Which takes appx. 2- 5min to open in Mozilla on all the older work
boxes. So someone who knows HTML has taken over, and I'm helping out.
So, I have to email changes backwards and forth, because heaven forbid
they install Python. I mean, they've already got Perl, Java, and
Visual Basic sitting there.

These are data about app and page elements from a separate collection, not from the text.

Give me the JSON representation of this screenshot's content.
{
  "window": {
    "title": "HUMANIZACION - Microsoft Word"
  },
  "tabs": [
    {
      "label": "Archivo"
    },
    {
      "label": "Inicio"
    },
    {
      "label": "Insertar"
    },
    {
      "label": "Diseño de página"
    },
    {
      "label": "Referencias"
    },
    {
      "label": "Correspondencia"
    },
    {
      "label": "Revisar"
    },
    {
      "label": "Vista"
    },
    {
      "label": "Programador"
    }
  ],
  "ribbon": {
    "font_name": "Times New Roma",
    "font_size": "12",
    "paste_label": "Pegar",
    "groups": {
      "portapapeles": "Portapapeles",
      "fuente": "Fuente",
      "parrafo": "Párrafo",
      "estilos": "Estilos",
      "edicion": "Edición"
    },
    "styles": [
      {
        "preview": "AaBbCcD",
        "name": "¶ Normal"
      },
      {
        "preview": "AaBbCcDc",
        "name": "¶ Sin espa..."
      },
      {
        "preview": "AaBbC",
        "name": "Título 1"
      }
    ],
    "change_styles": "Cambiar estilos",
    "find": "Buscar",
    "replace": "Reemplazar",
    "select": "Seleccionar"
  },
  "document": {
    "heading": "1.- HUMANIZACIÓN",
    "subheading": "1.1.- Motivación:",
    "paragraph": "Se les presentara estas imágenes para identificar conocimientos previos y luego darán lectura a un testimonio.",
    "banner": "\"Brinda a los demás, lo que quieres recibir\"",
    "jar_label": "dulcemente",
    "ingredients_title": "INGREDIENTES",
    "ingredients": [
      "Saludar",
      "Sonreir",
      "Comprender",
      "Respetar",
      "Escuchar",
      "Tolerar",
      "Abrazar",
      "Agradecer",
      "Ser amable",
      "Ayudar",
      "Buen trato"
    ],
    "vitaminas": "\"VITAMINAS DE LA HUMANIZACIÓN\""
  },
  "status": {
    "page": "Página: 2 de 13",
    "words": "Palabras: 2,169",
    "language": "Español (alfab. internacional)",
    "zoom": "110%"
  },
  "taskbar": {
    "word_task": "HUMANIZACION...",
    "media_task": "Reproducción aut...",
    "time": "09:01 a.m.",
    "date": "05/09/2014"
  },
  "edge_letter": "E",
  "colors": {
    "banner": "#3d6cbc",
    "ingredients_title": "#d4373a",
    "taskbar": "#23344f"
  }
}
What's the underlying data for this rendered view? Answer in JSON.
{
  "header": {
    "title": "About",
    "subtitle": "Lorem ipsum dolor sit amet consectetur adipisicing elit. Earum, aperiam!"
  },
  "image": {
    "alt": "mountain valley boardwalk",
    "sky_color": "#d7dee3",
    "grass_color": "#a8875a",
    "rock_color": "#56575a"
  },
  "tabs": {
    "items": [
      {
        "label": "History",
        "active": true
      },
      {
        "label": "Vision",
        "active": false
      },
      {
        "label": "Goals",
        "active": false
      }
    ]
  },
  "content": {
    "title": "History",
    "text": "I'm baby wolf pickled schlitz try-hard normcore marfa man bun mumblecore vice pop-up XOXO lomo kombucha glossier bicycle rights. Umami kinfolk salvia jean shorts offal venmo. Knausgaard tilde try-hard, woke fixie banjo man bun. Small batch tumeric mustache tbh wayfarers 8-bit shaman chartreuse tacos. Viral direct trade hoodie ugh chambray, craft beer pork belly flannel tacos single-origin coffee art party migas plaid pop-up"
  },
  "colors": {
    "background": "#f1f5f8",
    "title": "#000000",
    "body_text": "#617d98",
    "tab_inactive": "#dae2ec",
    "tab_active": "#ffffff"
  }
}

Luckily the 'hackers' are waiting for
Python.

So, all I want to do is rip the urls from the applet, and replace it. 

>test2 = test.replace('=\n', '')
>test2 = test2.replace('=3D"', '="')

Thanks, Kent, for some reason I totally missed that.

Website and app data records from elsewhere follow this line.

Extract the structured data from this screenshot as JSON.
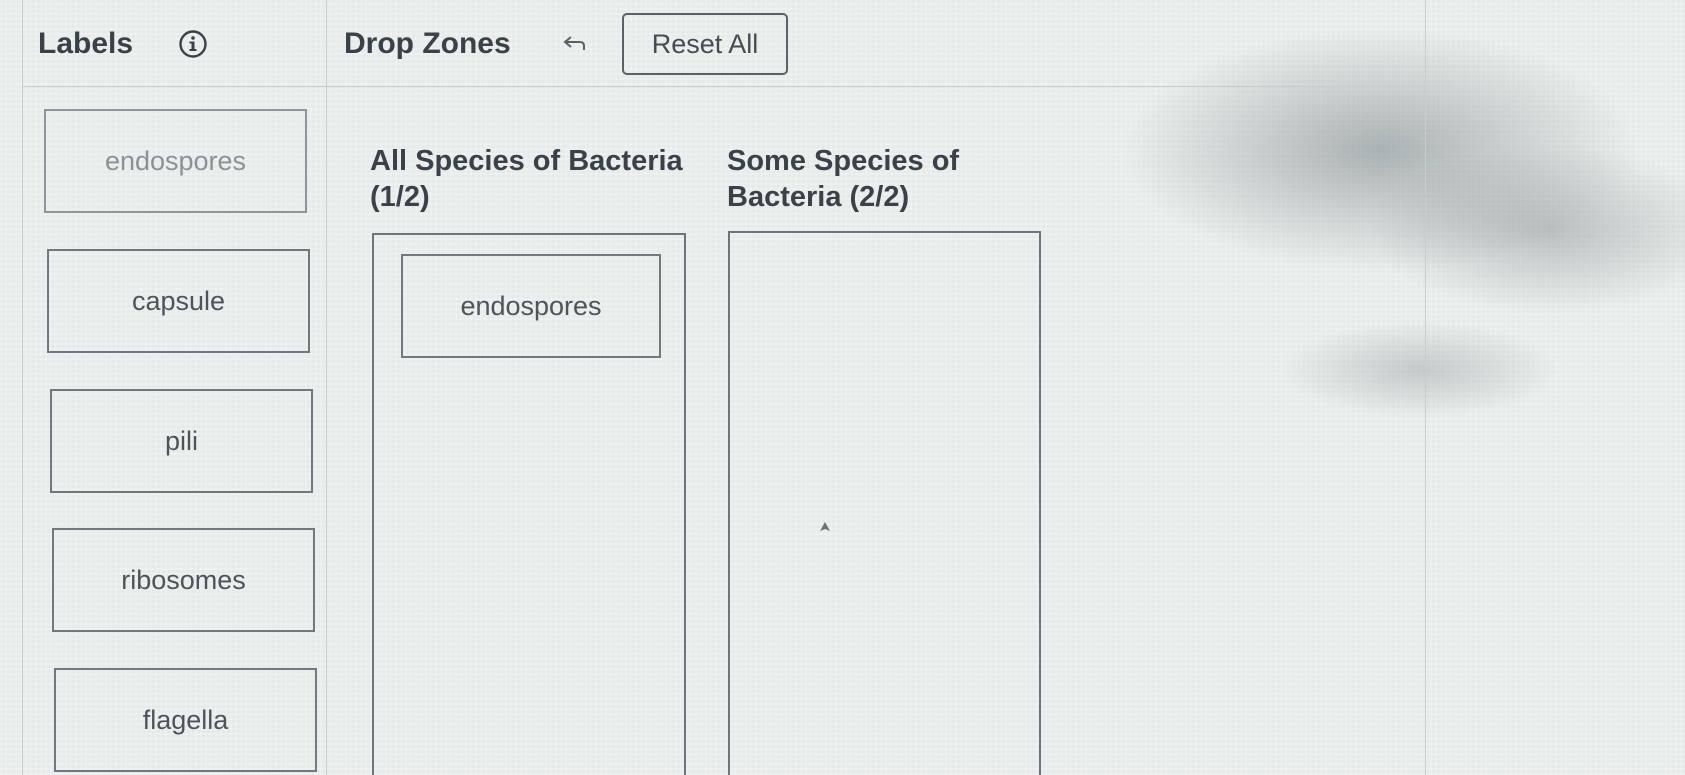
{
  "header": {
    "labels_title": "Labels",
    "drop_zones_title": "Drop Zones",
    "reset_label": "Reset All",
    "info_icon": "info-circle-icon",
    "undo_icon": "undo-arrow-icon"
  },
  "labels": [
    {
      "text": "endospores",
      "used": true
    },
    {
      "text": "capsule",
      "used": false
    },
    {
      "text": "pili",
      "used": false
    },
    {
      "text": "ribosomes",
      "used": false
    },
    {
      "text": "flagella",
      "used": false
    }
  ],
  "zones": [
    {
      "title": "All Species of Bacteria (1/2)",
      "placed": [
        "endospores"
      ]
    },
    {
      "title": "Some Species of Bacteria (2/2)",
      "placed": []
    }
  ],
  "colors": {
    "background": "#e6ebe9",
    "border": "#707880",
    "text": "#3a4149"
  }
}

And thanks for the re, hopefully I won't have to use it, but it gives
me a starting point to poke the re module from.

Regards,

Liam Clarke
On Tue, 07 Dec 2004 09:03:45 -0500, orbitz <orbitz at ezabel.com> wrote:
> Instead of copying and pasting and then just doing a simple match, why
> not use urllib2 to download the html and then run through it with HTMLParse?
> 
> 
> 
> Liam Clarke wrote:
> 
> >Hi all,
> >
> >I have a large amount of HTML that a previous person has liberally
> >sprinkled a huge amount of applets through, instead of html links,
> >which kills my browser to open.
> >
> >So, want to go through and replace all applets with nice simple links,
> >and want to use Python to find the applet, extract a name and an URL,
> >and create the link.
> >
> >My problem is, somewhere in my copying and pasting into the text file
> >that the HTMl currently resides in, it got all messed up it would
> >seem, and there's a bunch of strange '=' all through it. (Someone said
> >that the code had been generated in Frontpage. Is that a good thing or
> >bad thing?)
> >
> >So, I want to search for <applet code=, but it may be in the file as
> >
> ><app=
> >let
> > code
> >
> >or <applet
> >        code
> >
> >or <ap=
> >plet
> >
> >etc. etc. (Full example of yuck here
> >http://www.rafb.net/paste/results/WcKPCy64.html)
> >
> >So, I want to be write a search that will match <applet code and
> ><app=\nlet code (etc. etc.) without having to strip the file of '='
> >and '\n'.
> >
> >I was thinking the re module is for this sort of stuff? Truth is, I
> >wouldn't know where to begin with it, it seems somewhat powerful.
> >
> >Or, there's a much easier way, which I'm missing totally. If there is,
> >I'd be very grateful for pointers.
> >
> >Thanks for any help you can offer.
> >
> >Liam Clarke
> >
> >
> >
> 
> 

-- 
'There is only one basic human right, and that is to do as you damn well please.
And with it comes the only basic human duty, to take the consequences.